SCT is the heterozygous or carrier state of SCD. Large-scale screening for SCD in American military recruits revealed an incidence of SCT (HbAS) of 8% to 10% in African Americans and 0.05% to 0.08% in others. HbAS cells begin to sickle only when oxygen saturation of Hgb is less than 20%. No difference has been found between normal persons (HbAA) and those with HbAS regarding survival rates or incidence of severe disease, with one exception: Patients with HbAS have a 50% increased risk for pulmonary infarctions. Studies have suggested that SCT provides a survival advantage over hematologic normal individuals when infected by the malarial parasite Plasmodium falciparum.

The most common hemoglobinopathies include the thalassemias, Hgb C disease, and SCA. Thalassemia arises from alterations in one or more of the four genes that code for the α-chain. The mildest form of thalassemia (loss of one α-gene) presents as a mild form of anemia, whereas the most severe form (loss of all four genes) is incompatible with life. Hgb C results from a mutation in the β–globin gene. Hgb C disease is a relatively benign disease producing a mild hemolytic anemia and splenomegaly. However, when it is paired with a β-S mutation, the disease is more severe. Other rare hemoglobinopathies will not be discussed further.

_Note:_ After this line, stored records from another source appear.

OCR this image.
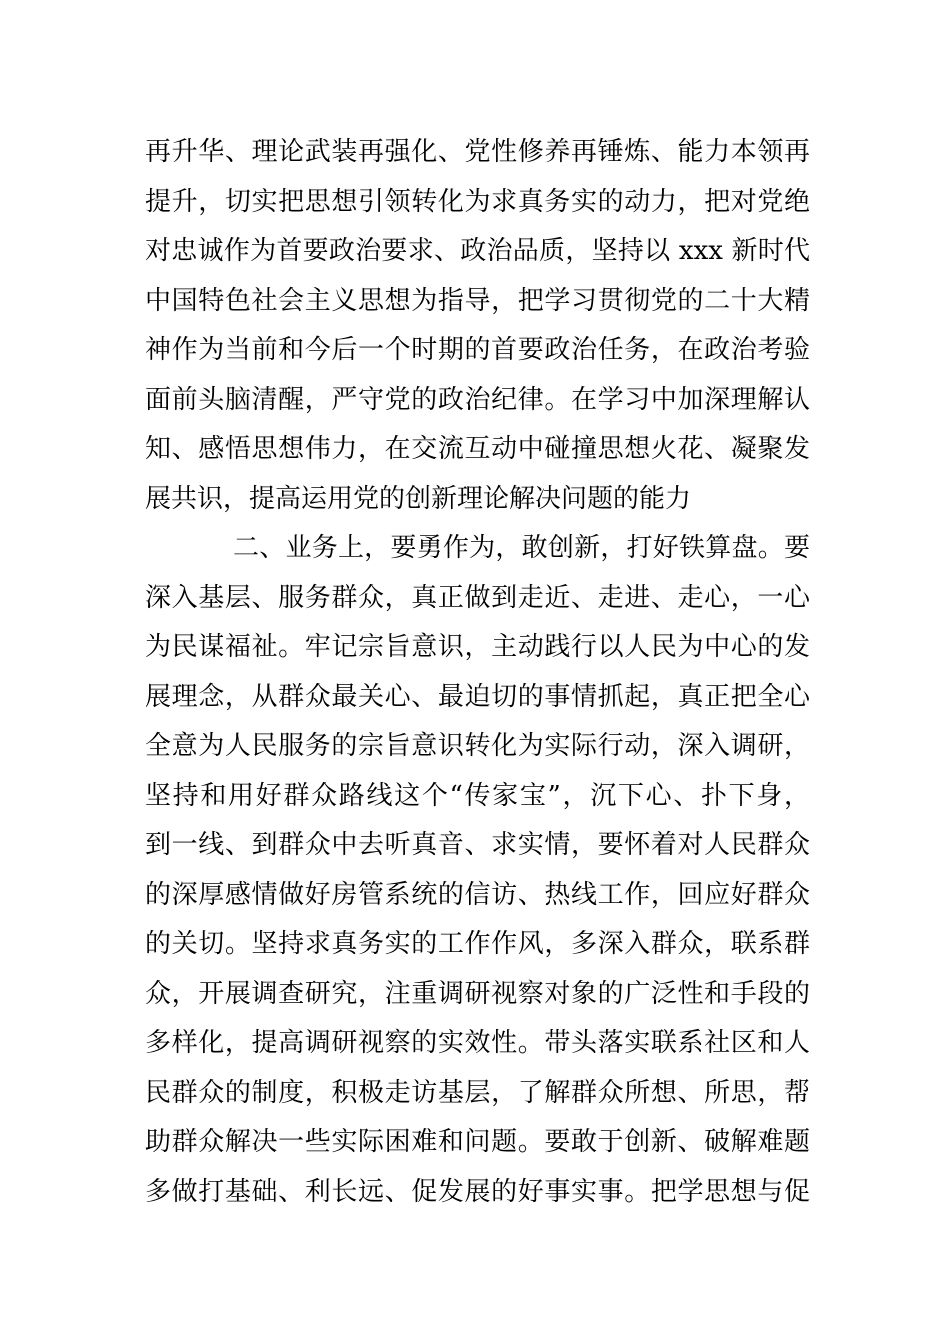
再升华、理论武装再强化、党性修养再锤炼、能力本领再
提升，切实把思想引领转化为求真务实的动力，把对党绝
对忠诚作为首要政治要求、政治品质，坚持以 xxx 新时代
中国特色社会主义思想为指导，把学习贯彻党的二十大精
神作为当前和今后一个时期的首要政治任务，在政治考验
面前头脑清醒，严守党的政治纪律。在学习中加深理解认
知、感悟思想伟力，在交流互动中碰撞思想火花、凝聚发
展共识，提高运用党的创新理论解决问题的能力
二、业务上，要勇作为，敢创新，打好铁算盘。要
深入基层、服务群众，真正做到走近、走进、走心，一心
为民谋福祉。牢记宗旨意识，主动践行以人民为中心的发
展理念，从群众最关心、最迫切的事情抓起，真正把全心
全意为人民服务的宗旨意识转化为实际行动，深入调研，
坚持和用好群众路线这个“传家宝”，沉下心、扑下身，
到一线、到群众中去听真音、求实情，要怀着对人民群众
的深厚感情做好房管系统的信访、热线工作，回应好群众
的关切。坚持求真务实的工作作风，多深入群众，联系群
众，开展调查研究，注重调研视察对象的广泛性和手段的
多样化，提高调研视察的实效性。带头落实联系社区和人
民群众的制度，积极走访基层，了解群众所想、所思，帮
助群众解决一些实际困难和问题。要敢于创新、破解难题
多做打基础、利长远、促发展的好事实事。把学思想与促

Each Hgb gene mutation of the heterozygous form causes little or no clinical consequence, but when both genes of a heterozygote are abnormal, a disease state is evident. Heterozygous combinations such as HbS and HbC (HbSC disease), and β-thalassemia mutation (HbS-β-thalassemia) usually cause a milder clinical course than that of SCD.

The clinical features of SCD are manifested through indolent end-organ damage with intermittent acute episodes of severe pain and pulmonary complications. Although SCD is a disease of Hgb, it ultimately affects all organ systems. It is usually the acute problems that bring these individuals to the attention of a physician. The clinical manifestations by organ systems are presented in Table 32.1.

The progression and severity of SCD is variable. Many of the patients have an indolent course, whereas a smaller subset suffer from an early end-organ failure and an early death. Pulmonary, neurologic, and renal disease are the leading causes of morbidity and mortality.

Sickle cell crisis refers to the acute clinical picture generally caused by sickling of red blood cells in the microcirculation. Four main clinical types of crises have been described as follows in Table 32.2.

The most common crises in SCD is vaso-occlusive crisis, which is characterized with intermittent, recurrent acute episodes of severe pain. It is generally felt that the central cause of pain is ongoing acute ischemia, vaso-occlusion, and infarction. The precise pathophysiology and nociceptive pathways have not been elucidated. Patients in vaso-occlusive crisis present with fever, anemia, spine pain, limb pain, and abdominal pain. They are tachypneic and may have an enlarged liver and spleen in addition to abdominal tenderness. Serjent et al. reported that in 118 patients having 183 painful crises, the location was noted to be in the lumbar spine (49%), abdomen (32%), femoral shaft (30%), and the knee (21%). There is usually no identifying triggering agent for most vaso-occlusive crises. The average rate of painful crises per patient year is 0.8%. There is a subset of patients (5.2%) who average 8 to 10 crises a year, which accounts for 33% of all hospitalizations. Mortality positively correlates with increased pain rate in adults.